I wonder if I could find a pressure cooker in Bangui or Yaoundé. It would make cooking grains and beans much easier! I will have to look when I am in these two larger cities.
That brings me to something else I wonder. What is a good way to cook okra? It is in season now, but in the US I have never liked dishes I have had with okra in them. Anyone know a good recipe? Please remember I have limited ingredients…
I am happy to report that ¾ of the nearby church roof is now in place. It should all be done soon. Men from the congregation gathered to help put it up and women came to prepare food for them. Have you ever thought about how a roof is put in place without cranes and other machinery? It takes a lot of manpower. And, a lot of women power to make the food they all eat when work is done. The worked stopped until church members can rais more money to buy the rest of the supplies. Here are a couple of pictures of the work in process. Pierre borrowed my camera to take the pictures since I was in Sango class.
In the afternoons I have been going to the clinic to volunteer. It is a chance to practice some Sango although a few of the people, especially women, speak another local language and not Sango. Still, I have figured out how to take their temperatures in centigrade. (We do it under the arm to minimize the spreading of germs, although we have to add 0.5 degrees to the final temperature to make it match one taken in the mouth). Many days all I do is take temperatures, but sometimes I can take a basic report of the complaints of the people. I know how to say, “Do you vomit? Cough? Have diarrhea? And a few other similar phrases in Sango! Hopefully, I will never need them to describe what is happening to me.
This clinic is called Santé Maternal et Infantile (SMI) because it was built to service pregnant women and infants. Now, though, they will treat anyone. If cases are too serious, they are taken to the hospital in Bouar. (Imagine traveling the roads I described before in the back of an ambulance!)
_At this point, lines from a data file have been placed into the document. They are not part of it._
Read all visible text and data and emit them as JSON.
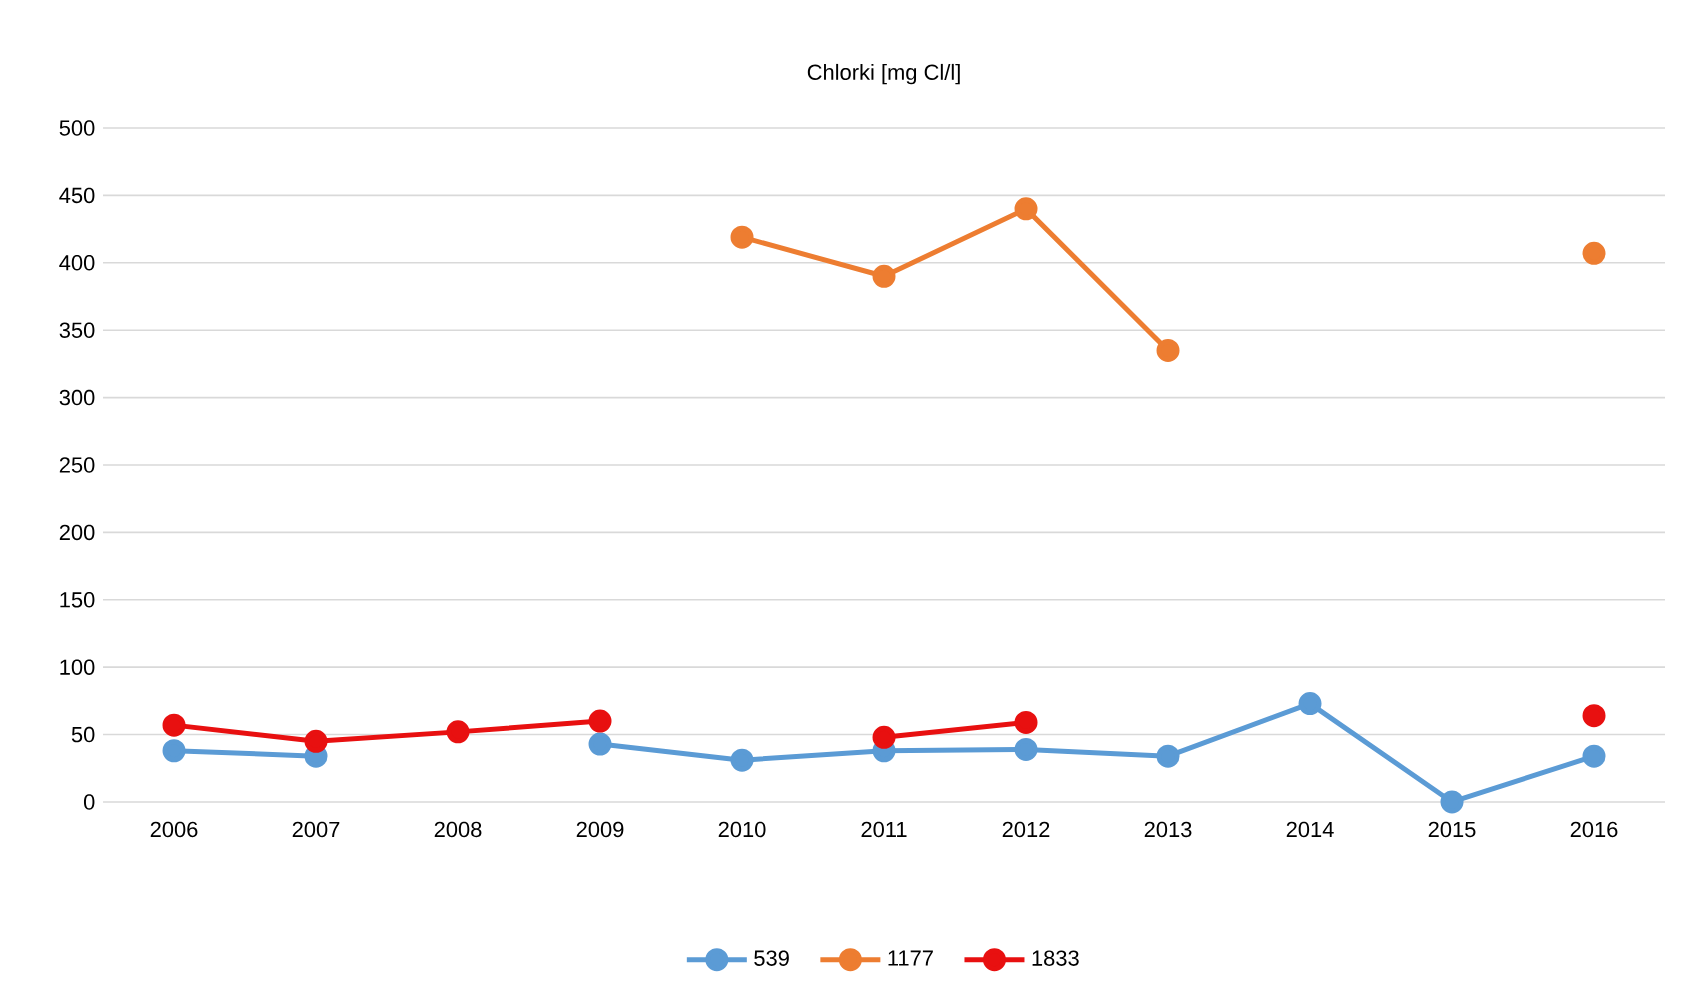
{
  "chart_data": {
    "type": "line",
    "title": "Chlorki  [mg Cl/l]",
    "categories": [
      "2006",
      "2007",
      "2008",
      "2009",
      "2010",
      "2011",
      "2012",
      "2013",
      "2014",
      "2015",
      "2016"
    ],
    "series": [
      {
        "name": "539",
        "color": "#5b9bd5",
        "values": [
          38,
          34,
          null,
          43,
          31,
          38,
          39,
          34,
          73,
          0,
          34
        ]
      },
      {
        "name": "1177",
        "color": "#ed7d31",
        "values": [
          null,
          null,
          null,
          null,
          419,
          390,
          440,
          335,
          null,
          null,
          407
        ]
      },
      {
        "name": "1833",
        "color": "#e81010",
        "values": [
          57,
          45,
          52,
          60,
          null,
          48,
          59,
          null,
          null,
          null,
          64
        ]
      }
    ],
    "ylim": [
      0,
      500
    ],
    "yticks": [
      0,
      50,
      100,
      150,
      200,
      250,
      300,
      350,
      400,
      450,
      500
    ],
    "grid": "y",
    "legend": "bottom",
    "marker": "circle",
    "line_style": "solid"
  }
}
Patients pay, but amounts are low. It costs 100 cfa for a consultation. Most medicines I have seen them buy are less than 1,000 cfa. Remember that $1 US is about 500 cfa. Still, these prices are hard for many people to pay since they earn little. The clinic is also able to do blood and stool analysis although they do that only in the mornings so I have not been around to learn more about those. (I am, of course, in Sango class in the mornings.)
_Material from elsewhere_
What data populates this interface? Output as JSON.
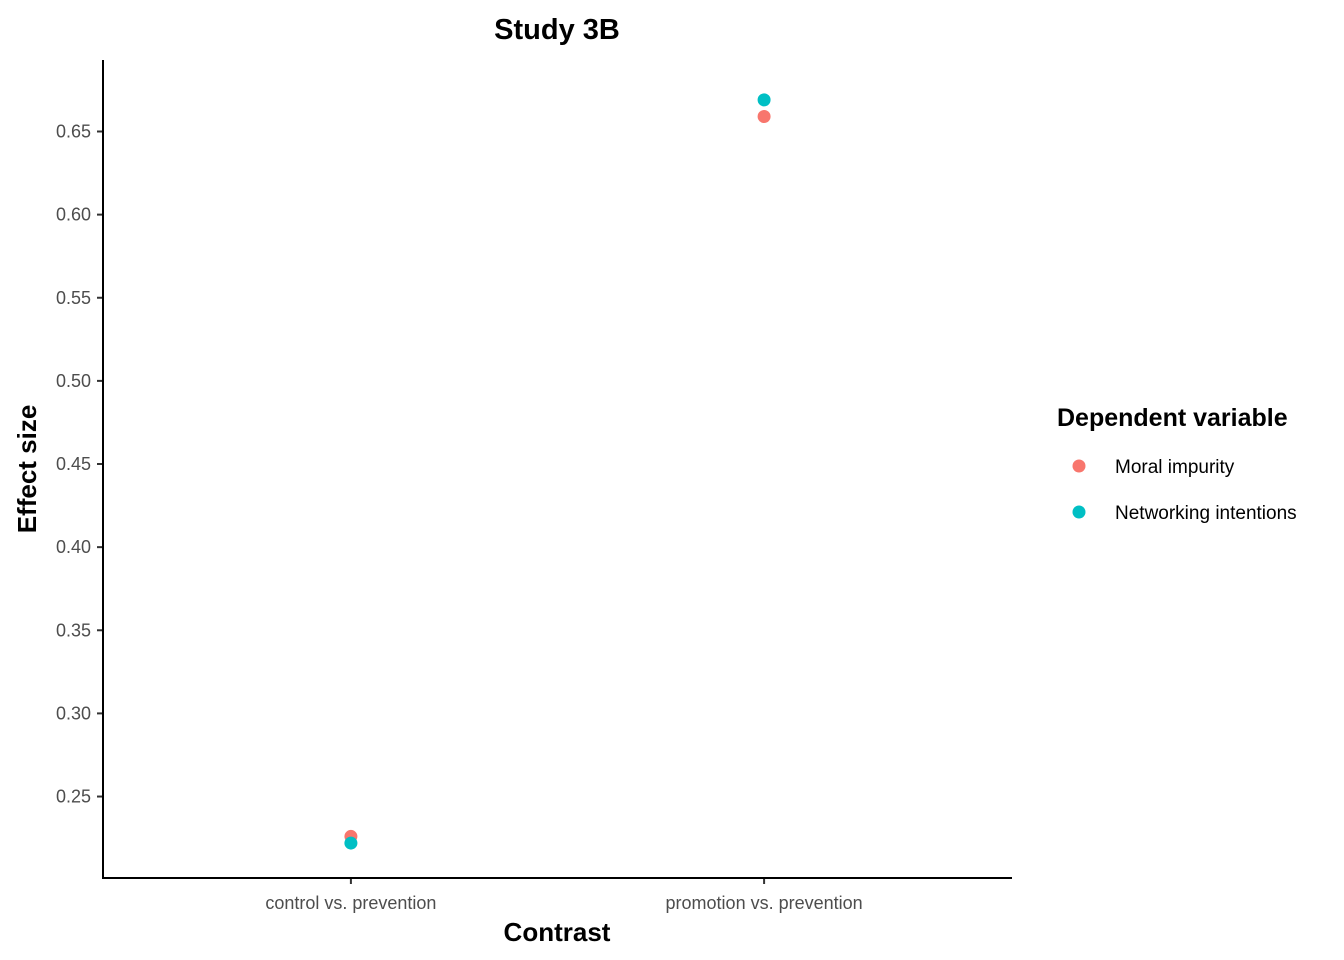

I wonder what people do who have no money or live too far from a clinic such as this one.
The rainy season is coming to an end. Every wonder about how that would happen? I thought that there would gradually be less and less rain – that is, rain on fewer days or maybe less when it came. But that is not what is happening! Recently, we have had hard rain all night several nights in a row. We have also had more rain during the day. I asked André about it and he said that is normal. As the rainy season ends, they get more rain until one day it quits coming. Interesting. Anyone know why that is?
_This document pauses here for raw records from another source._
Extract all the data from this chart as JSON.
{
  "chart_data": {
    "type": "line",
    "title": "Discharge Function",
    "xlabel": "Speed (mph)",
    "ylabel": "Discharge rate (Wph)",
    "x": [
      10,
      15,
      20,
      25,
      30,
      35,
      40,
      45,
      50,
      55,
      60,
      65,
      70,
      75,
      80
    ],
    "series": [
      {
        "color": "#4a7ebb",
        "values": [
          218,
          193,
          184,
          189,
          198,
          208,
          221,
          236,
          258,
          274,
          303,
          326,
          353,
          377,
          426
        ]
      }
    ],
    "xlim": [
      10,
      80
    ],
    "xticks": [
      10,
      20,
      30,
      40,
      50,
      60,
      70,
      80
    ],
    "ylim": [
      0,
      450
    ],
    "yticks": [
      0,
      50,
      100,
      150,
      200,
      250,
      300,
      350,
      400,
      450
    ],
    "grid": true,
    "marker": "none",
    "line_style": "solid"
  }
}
I have notices that the most common bars of soap and the laundry detergent often sold here both share a common quality. The soap is hard to rinse off hands or out of clothes. Anyone know why that is???
I was not wondering about this, but discovered that when some cuts grass it smells the same whether it is done with a lawn mower or a sickle! (A man came to cut the grass around the guest house where I was staying in Bohong this week…)
So write to me about what you are wondering about! Maybe it is about my life here or maybe it is about things around you. I would like to know!